Bad actors will continue to ramp up their nefarious activities, McGann continued. “These groups are introducing new names and distinctive signatures to their ransomware. They manipulate data through encryption so it cannot be used, alter file extensions, and implement system changes, such as disabling security features and removing access to essential systems.”
Along with ransomware, another “potential dark cloud on the horizon will be the ability for maliciously wielded AI-powered cyber agents to probe data security mechanisms for flaws, identifying and exploiting security vulnerabilities,” Brauer warned. “This could possibly enable data heists and data breaches, dwarfing those of previous years.
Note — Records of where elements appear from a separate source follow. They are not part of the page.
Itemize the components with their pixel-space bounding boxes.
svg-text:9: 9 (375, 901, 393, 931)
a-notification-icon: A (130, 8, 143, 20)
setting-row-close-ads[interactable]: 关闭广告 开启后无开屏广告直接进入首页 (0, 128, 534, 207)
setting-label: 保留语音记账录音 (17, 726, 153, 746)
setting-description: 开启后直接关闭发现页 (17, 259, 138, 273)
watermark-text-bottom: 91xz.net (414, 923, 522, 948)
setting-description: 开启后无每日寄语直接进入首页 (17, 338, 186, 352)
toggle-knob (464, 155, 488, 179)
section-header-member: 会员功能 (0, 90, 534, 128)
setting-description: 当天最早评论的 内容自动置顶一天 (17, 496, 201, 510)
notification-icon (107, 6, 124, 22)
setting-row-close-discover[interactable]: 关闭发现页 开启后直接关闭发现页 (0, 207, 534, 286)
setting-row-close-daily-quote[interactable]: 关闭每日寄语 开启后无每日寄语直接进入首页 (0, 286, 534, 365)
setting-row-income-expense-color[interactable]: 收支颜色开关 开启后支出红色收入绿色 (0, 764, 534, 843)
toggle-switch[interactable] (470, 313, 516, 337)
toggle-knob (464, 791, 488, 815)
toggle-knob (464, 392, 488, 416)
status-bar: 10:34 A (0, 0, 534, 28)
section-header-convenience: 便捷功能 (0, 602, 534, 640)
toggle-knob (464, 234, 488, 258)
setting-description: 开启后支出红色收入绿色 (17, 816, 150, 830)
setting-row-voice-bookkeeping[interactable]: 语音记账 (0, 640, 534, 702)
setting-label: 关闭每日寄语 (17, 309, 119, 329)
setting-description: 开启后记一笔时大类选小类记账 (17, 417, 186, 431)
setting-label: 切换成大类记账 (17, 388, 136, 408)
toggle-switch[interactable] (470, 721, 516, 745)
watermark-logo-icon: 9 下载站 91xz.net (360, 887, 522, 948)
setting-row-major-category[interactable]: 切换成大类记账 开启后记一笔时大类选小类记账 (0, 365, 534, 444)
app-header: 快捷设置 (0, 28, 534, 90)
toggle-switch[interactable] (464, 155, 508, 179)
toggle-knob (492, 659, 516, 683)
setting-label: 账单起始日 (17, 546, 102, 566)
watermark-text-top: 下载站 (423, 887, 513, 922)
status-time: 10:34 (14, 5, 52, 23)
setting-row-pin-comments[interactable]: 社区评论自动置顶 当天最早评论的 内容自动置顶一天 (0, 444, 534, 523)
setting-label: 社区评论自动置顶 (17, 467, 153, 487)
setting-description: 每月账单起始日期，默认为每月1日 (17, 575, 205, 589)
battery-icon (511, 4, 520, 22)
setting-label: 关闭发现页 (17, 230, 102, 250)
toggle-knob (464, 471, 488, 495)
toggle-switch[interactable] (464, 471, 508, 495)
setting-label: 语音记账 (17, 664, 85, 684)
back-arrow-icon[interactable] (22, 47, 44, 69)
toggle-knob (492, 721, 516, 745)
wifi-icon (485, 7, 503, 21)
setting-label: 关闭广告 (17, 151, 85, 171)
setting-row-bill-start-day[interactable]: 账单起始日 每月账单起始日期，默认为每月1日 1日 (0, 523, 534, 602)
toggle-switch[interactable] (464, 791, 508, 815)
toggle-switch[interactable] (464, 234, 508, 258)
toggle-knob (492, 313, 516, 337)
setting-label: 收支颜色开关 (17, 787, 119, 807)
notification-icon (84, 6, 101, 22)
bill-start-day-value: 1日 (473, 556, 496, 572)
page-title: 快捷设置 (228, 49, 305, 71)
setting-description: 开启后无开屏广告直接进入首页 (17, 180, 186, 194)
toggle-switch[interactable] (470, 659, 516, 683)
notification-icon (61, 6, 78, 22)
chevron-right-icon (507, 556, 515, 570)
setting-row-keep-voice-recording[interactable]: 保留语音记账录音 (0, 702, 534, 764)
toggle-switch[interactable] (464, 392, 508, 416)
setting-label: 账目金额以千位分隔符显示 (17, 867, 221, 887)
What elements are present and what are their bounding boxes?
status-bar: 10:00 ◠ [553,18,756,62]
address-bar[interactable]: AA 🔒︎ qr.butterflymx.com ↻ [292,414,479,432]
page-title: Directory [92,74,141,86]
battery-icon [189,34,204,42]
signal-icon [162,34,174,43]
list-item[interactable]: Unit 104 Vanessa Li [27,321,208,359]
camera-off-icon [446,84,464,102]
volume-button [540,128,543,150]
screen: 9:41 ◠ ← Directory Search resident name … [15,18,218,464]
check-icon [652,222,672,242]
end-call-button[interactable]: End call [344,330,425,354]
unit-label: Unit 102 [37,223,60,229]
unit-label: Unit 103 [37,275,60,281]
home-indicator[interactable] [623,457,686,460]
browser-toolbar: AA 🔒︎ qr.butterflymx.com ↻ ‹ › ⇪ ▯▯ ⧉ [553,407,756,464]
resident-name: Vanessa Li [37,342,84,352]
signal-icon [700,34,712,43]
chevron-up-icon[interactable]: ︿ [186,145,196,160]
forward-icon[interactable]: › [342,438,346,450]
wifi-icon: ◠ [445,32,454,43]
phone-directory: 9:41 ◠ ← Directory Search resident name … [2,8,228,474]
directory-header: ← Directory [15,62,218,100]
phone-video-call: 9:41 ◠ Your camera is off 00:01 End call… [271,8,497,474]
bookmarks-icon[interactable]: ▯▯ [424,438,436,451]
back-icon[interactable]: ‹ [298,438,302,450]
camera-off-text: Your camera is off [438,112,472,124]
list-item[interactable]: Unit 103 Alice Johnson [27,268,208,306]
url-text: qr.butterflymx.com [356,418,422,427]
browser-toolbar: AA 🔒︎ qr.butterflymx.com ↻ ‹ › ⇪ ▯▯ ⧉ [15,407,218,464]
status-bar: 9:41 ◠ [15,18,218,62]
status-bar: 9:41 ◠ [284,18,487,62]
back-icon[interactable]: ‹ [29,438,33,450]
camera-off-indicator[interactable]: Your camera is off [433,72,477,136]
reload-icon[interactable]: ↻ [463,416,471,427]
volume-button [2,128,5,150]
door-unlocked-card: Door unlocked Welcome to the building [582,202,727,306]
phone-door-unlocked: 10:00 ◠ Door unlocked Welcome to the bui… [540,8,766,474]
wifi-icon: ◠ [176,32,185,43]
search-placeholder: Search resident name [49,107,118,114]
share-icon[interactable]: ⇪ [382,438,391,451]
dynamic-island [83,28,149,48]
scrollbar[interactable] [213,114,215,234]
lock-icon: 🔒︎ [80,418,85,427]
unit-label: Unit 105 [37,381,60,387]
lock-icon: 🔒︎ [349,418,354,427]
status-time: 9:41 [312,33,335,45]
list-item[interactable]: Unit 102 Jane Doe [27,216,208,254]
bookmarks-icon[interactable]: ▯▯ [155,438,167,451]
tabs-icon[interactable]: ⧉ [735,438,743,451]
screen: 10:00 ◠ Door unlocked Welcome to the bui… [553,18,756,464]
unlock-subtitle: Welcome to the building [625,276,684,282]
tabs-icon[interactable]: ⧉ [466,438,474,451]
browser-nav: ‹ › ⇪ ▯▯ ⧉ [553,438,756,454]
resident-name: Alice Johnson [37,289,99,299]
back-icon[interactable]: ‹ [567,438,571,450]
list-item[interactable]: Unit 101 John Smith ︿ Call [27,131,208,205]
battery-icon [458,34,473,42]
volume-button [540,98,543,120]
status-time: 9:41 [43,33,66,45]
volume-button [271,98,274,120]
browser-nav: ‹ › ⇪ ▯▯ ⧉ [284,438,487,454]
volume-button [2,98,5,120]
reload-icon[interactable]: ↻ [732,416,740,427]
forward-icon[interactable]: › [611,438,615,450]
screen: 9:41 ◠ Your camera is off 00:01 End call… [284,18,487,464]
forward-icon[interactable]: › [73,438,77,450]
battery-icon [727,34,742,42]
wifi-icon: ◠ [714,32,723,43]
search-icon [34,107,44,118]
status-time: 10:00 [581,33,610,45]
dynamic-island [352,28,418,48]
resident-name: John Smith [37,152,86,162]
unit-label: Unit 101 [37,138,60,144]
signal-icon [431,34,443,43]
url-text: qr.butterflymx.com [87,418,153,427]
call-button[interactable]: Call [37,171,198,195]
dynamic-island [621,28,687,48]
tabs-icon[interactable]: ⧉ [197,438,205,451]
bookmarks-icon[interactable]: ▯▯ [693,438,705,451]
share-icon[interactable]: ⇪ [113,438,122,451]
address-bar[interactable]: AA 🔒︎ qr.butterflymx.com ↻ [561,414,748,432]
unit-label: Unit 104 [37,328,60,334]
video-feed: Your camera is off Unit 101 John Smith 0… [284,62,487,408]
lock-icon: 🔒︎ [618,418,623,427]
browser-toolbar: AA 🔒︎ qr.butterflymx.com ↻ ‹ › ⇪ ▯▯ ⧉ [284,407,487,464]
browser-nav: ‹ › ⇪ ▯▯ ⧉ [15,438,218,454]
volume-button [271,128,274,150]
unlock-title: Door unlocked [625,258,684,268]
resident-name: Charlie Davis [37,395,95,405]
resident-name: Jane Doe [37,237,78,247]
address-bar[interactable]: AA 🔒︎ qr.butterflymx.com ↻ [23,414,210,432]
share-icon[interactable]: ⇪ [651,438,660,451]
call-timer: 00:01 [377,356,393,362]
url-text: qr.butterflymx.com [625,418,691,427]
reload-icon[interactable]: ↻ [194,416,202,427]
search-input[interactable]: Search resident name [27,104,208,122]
This will unfortunately materialize in the headlines throughout the year.”
The threat caused by “the escalating sophistication of AI-powered cyberthreats poses a significant challenge for data managers, CIOs, and chief data officers,” agreed Aron Brand, CTO at CTERA Networks. “These advanced threats, capable of adapting and evolving rapidly, extend beyond traditional IT environments, targeting smart devices, IoT networks, and critical infrastructure.”
Moving data at the speed of light to where and when it is needed is another challenge of the AI era. “Technologies like AI, specifically large language models or GPT-type frameworks, will drive enterprises to create purpose-built solutions … for their enterprise while also pulling in external data to augment training and deployment—not the other way around,” said Allardyce. “To move at the speed of AI and establish policy, usage guidelines, and environments, these data-focused leaders will be forced to try and evolve at the pace at which technologies are rolling out.”
Business demands for more real time data will create new kinds of headaches for data managers. “Obtaining and ensuring consent, collating data for the same entity, maintaining privacy, and bringing it all together for real-time decisions will push many to re-evaluate how they streamline decisions,” said Zoldi.
Data and privacy laws are another challenge shaping up in the year ahead—especially as they affect AI. “AI regulations are quickly emerging,” said Reiskind. “There are hundreds of regulatory initiatives in this space, so it’s challenging to keep up.”
In addition, “many people are excited and eager to use tools like ChatGPT, Bard, and others,” Lloyd cautioned. “Without proper education around what is or is not OK to input into these systems, there’s a chance that employees are creating a ‘leaky boat,’ feeding sensitive and proprietary information.”
Organizations across the board “need to make major changes in the way we approach data management and technology strategies,” DeSimone advocated. “We are not equipped to field data, analytics, and AI-enabled capabilities at the pace and scale required. In response, we will start to see increased use of data curation and advanced analytics to ensure data is consumable by both humans and machines. We need a data-driven culture across organizations, which requires a well-trained, knowledgeable, and data-aware workforce.”